她抚着小腹,“他毕竟是季家的血脉……”
“听见了吗?”贺川揽住她的肩,目光却锁在我脸上,
“孩子需要名分,而你,需要我的票,很公平的交易,不是吗?”
他重新坐回椅中,姿态放松,仿佛一切尽在掌握,
“签了字,下午的会议一切照旧,不签……”
他顿了顿,笑容加深,“你知道会面临什么。”
我抬手,看了看腕表,十点整,
“贺川,”我的声音打破了此刻静默的空气,
他抬眼,眉梢微挑,等待着我最终的妥协。
“你记不记得,”我慢慢地说,每个字都清晰无比,
“去年修改公司章程时,我坚持要加入的第一百二十七条?”
贺川的笑容凝固了一瞬,
“当集团CEO或大股东涉嫌严重道德风险或违法行为,并可能损害公司重大利益时,”
我背出那条他当时认为绝无可能用到的条款,
“监事会可召开紧急会议,暂停其职务,直至调查完毕。”
办公室里的温度仿佛骤然下降,
贺川缓缓站了起来,搭在季悠悠肩上的手松开了,
“你想说什么?”他的声音里透出一丝不易察觉的紧绷。
就在这时,贺川桌上的内部专线突然响起,
他皱眉接起:“什么事?”
不知电话那头说了什么,他脸上的从容瞬间凝固,
握着听筒的手指渐渐收紧,指节发白。
几乎是同时,季悠悠的手机也疯狂震动起来,
“我爸被带走了……”她声音发抖,“经济调查说涉嫌职务侵占……”
贺川猛地挂断电话,猩红的眼睛死死瞪向我,“你做了什么?!”
我没回答,只是走到窗边,楼下广场上,几辆黑色公务车正无声驶入。
随后拿包走向门口,经过他身边时轻声说,“你教我要成长。
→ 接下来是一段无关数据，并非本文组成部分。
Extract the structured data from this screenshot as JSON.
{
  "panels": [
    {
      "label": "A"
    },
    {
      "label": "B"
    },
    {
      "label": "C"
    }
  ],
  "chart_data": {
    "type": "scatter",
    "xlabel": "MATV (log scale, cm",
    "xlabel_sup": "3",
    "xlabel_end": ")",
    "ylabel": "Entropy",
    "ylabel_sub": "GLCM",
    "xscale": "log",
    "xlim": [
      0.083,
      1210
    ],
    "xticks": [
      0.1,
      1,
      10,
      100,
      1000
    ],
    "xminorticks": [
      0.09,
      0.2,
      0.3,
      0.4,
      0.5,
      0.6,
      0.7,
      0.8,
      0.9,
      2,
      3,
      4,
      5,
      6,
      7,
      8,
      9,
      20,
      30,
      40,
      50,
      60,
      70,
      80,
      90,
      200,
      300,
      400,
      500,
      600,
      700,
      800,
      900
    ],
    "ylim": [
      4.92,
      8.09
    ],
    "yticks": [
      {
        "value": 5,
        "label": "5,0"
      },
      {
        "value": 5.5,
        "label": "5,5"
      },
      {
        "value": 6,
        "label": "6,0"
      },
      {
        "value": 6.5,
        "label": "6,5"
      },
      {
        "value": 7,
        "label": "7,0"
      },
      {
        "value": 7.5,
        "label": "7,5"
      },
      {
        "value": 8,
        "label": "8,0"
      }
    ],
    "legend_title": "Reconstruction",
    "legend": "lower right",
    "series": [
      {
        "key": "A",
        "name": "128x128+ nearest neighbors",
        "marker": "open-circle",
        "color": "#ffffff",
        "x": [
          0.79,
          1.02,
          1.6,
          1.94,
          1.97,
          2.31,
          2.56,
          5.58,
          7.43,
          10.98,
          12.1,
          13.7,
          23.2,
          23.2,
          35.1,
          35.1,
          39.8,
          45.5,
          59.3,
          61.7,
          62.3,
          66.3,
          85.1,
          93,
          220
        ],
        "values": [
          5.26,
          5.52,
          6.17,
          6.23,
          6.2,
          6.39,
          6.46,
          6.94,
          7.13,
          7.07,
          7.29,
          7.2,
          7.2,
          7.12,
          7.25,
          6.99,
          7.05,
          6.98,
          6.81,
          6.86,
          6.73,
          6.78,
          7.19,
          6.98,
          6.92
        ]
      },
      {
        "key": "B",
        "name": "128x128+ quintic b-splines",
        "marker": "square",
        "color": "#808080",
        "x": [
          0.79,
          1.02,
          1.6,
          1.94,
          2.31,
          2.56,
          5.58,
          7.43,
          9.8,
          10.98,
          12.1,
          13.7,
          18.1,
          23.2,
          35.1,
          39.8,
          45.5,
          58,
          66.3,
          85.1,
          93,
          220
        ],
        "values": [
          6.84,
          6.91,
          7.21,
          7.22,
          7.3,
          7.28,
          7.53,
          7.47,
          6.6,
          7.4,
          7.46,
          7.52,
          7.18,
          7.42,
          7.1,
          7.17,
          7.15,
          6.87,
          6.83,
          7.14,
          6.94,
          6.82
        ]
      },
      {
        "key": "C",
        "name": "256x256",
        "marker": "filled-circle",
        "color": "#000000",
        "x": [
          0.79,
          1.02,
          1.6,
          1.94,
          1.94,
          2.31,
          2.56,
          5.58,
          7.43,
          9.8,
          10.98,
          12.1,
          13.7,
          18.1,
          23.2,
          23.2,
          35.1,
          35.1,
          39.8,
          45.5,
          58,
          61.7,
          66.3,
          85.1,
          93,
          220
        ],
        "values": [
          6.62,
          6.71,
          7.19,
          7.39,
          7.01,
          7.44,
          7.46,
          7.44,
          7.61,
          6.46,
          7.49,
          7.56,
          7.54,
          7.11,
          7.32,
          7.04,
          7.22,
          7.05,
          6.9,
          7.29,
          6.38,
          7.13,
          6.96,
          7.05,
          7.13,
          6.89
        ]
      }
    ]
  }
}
”
“我学会了。”
贺川盯着季悠悠手机上的消息,脸色寸寸灰败。
“不可能……”他喃喃重复,猛地抬头看我,“你做了什么?”
“做了你教我的事。”我收起手机,
他的眼睛充血,“你什么时候……”
“从纪念那天我过敏入院开始,”我平静地说,
“你以为我只会哭?贺川,我母亲教我的第一课就是,
眼泪留给死人,活人要用脑子。”
季悠悠抹掉眼泪,突然冷笑,
“季念你真是好手段,但你是不是忘了……”她抚上小腹,
“贺家和季家的长孙在我肚子里,你以为拿走公司就够了?”
“我要公司做什么?”我看着她,
“我要的是你父亲挪用的每一分钱,和你名下的那套别墅。”
我走近一步,“对了,忘了告诉你,
别墅的购房合同上有你父亲的亲笔签名,
承认那是用季氏集团的资金购买,你说,这算职务侵占,还是诈骗?”
季悠悠瞳孔骤缩,律师适时递上最终版协议,
贺川盯着那几页纸,手指颤抖,“如果我不签呢?”
“那就法庭见。”我看了眼季悠悠,
“出轨重婚,转移资产,串通侵占公司财产,你觉得要判几年?”
贺川死死盯着我,像要从我脸上找出开玩笑的痕迹,
但我的表情太平静,平静得让他恐惧。